Vegetable Stock Powder Recipe

  • 1 unpeeled carrot
  • 2 celery stalks
  • 1 onion
  • 1 leek
  • 2–3 cloves garlic
  • A handful of parsley
  • 2–3 sprigs thyme
  • 1–2 sprigs rosemary
  • Salt (20% of vegetable weight, e.g., 3 oz salt for 16 oz vegetables)
  • Optional: Additional herbs or vegetables as desired

Method

  1. Wash and finely chop vegetables and herbs (use a food processor if available).
  2. Weigh vegetables and calculate salt at about 20% of weight; mix thoroughly.
  3. Cook over low heat for ~2 hours, stirring occasionally, until moisture is reabsorbed.
  4. Spread on parchment-lined baking tray; bake at ~170°F until dried and crisp, stirring occasionally.
  5. Cool, then process into powder. Store airtight for up to 3 months.

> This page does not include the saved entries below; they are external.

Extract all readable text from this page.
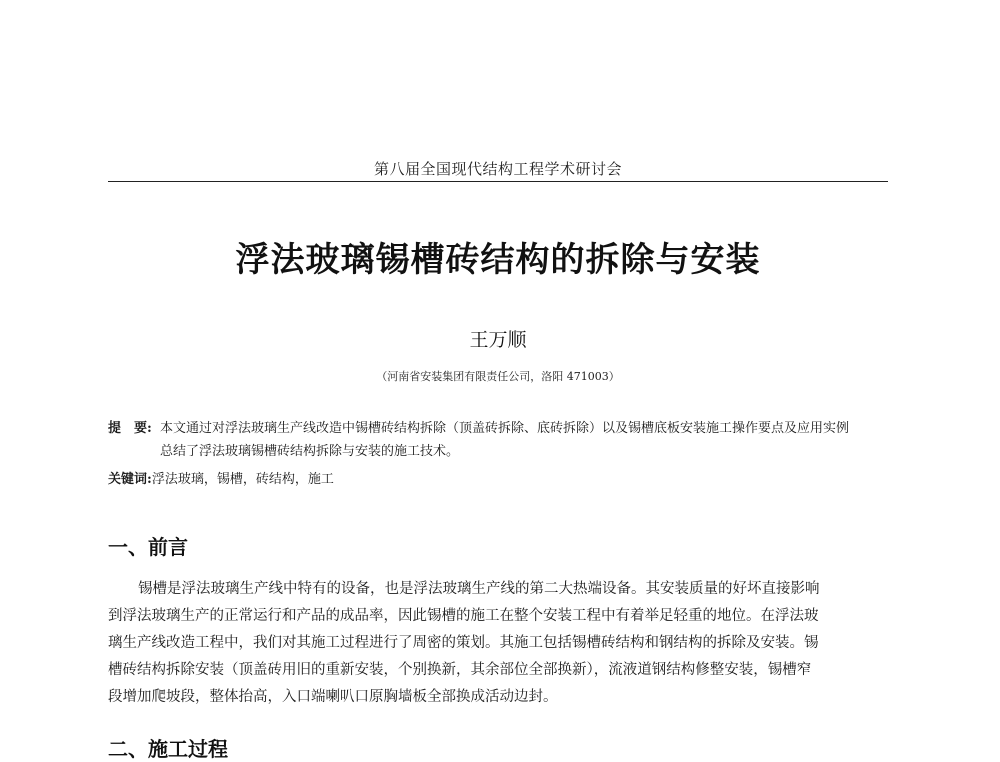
第八届全国现代结构工程学术研讨会
浮法玻璃锡槽砖结构的拆除与安装
王万顺
（河南省安装集团有限责任公司，洛阳 471003）
提　要: 本文通过对浮法玻璃生产线改造中锡槽砖结构拆除（顶盖砖拆除、底砖拆除）以及锡槽底板安装施工操作要点及应用实例
总结了浮法玻璃锡槽砖结构拆除与安装的施工技术。
关键词:浮法玻璃，锡槽，砖结构，施工
一、前言
锡槽是浮法玻璃生产线中特有的设备，也是浮法玻璃生产线的第二大热端设备。其安装质量的好坏直接影响
到浮法玻璃生产的正常运行和产品的成品率，因此锡槽的施工在整个安装工程中有着举足轻重的地位。在浮法玻
璃生产线改造工程中，我们对其施工过程进行了周密的策划。其施工包括锡槽砖结构和钢结构的拆除及安装。锡
槽砖结构拆除安装（顶盖砖用旧的重新安装，个别换新，其余部位全部换新），流液道钢结构修整安装，锡槽窄
段增加爬坡段，整体抬高，入口端喇叭口原胸墙板全部换成活动边封。
二、施工过程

To use: Add 1 tsp powder to 1 cup water, or to taste.

Vegetable Stock

Save vegetable scraps (carrot peels, onion tops, celery leaves, leek greens) in the freezer until you have enough to make stock. Include umami-rich items like mushrooms, tomatoes (non-period), or nori.

Basic Stock Ingredients

  • Carrots (skins on for deeper color)
  • Celery
  • Onions
  • Optional: leeks, beets, squash, fennel, eggplant
  • Herbs: rosemary, thyme, savory, parsley

Avoid in large amounts: cabbage, turnips, rutabaga, artichoke, cauliflower, broccoli (can add bitterness).

Method

  1. Sauté sturdy vegetables in a small amount of oil until tender.
  2. Cover with water, add herbs/seasonings, bring to boil.
  3. Reduce to simmer, cover, and cook at least 1 hour (longer for richer flavor).
  4. Adjust seasoning, cool, strain, and store (5 days refrigerated or freeze indefinitely).

Homemade Bouillon

Bouillon is concentrated stock—historically a method of preserving flavor when fresh stock couldn’t be stored. Modern cubes often contain additives; this version is pure, concentrated goodness.

Method

  1. Start with homemade stock (vegetable or meat-based).
  2. Bring to a rapid boil, then reduce to simmer until volume halves.
  3. Continue reducing until syrupy, glossy, and coats the back of a spoon.
  4. Pour into lined pan or ice cube trays, cool, and refrigerate overnight.
  5. Cut into cubes and store (2 months refrigerated, 1 year frozen).

To use: 1 tsp bouillon per 1 cup water.

FAQ

What is vegetable stock powder? A dehydrated mix of vegetables, herbs, and salt used to flavor soups, sauces, and grains.

Is powdered stock the same as bouillon? Essentially yes—bouillon is often stock reduced to a concentrate, while powder is dried.

How long does homemade stock powder last? About 3 months in airtight storage.

Note: Adjust salt content if you need a low-sodium version. For SCA feasts, ensure all ingredients match the intended period authenticity.